Cefwyn had filled his head with Words and Names and told him what he had to do, as Mauryl had. Cefwyn had placed demands of obedience on him as Mauryl had. In one hour the world seemed to have reeled back to an older, more comfortable night, when the walls were not bright white, casting back the candlelight, when the air had been dank and dusty and Mauryl’s pen scratched away at the parchments, louder than the crackle of the fire in the hearth, Mauryl telling him Words until the air hummed with them.
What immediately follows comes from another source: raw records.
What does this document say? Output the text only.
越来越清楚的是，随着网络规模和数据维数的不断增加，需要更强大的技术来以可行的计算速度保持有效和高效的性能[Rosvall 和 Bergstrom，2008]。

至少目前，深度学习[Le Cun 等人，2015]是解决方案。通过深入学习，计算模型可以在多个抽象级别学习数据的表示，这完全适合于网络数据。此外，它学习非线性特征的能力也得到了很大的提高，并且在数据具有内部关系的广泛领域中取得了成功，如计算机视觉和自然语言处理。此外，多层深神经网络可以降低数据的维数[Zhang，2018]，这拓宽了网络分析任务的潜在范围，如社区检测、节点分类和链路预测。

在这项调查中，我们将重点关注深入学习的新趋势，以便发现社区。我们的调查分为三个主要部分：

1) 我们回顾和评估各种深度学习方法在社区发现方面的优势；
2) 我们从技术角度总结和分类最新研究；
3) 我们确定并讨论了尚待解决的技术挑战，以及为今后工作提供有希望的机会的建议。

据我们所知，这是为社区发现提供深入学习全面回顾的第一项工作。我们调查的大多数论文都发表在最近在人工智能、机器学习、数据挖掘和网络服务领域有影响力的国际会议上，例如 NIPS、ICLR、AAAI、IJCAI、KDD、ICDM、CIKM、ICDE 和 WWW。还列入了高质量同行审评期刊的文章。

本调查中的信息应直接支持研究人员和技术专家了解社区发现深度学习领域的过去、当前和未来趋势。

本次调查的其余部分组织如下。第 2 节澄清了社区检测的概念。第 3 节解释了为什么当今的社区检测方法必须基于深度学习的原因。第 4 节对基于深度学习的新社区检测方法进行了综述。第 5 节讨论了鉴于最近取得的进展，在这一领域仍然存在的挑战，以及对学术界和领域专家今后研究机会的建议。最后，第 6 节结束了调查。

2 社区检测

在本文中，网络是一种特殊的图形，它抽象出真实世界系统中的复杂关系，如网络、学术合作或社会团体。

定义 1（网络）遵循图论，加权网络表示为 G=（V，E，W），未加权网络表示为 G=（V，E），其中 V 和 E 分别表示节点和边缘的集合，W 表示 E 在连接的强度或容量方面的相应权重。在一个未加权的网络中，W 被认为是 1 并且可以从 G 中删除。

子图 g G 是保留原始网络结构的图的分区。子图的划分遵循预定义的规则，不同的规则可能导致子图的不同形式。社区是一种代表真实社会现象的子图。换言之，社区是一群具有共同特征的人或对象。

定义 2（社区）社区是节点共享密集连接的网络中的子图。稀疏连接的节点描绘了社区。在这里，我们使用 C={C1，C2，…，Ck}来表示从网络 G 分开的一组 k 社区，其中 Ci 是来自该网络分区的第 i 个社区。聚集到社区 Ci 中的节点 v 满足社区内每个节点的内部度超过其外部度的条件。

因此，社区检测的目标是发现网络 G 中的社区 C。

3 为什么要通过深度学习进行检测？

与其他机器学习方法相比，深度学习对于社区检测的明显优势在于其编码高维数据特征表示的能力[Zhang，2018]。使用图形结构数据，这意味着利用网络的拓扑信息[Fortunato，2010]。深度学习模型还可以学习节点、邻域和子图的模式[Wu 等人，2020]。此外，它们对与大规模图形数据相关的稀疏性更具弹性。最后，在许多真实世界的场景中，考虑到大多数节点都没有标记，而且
But then, then, Go to bed, lad, Mauryl would tell him; and he would take the candle. Mauryl would send him aloft to light all the candles on the balconies, at which time the faces would seem to move, or to change.
Swear, Cefwyn had said, and named Names that meant nothing to him as yet, but they might, in the way of things that came closer and closer and then unfolded themselves wide around him.
Cefwyn had named Names and said Words until the unshuttered dark of his new room seethed with them.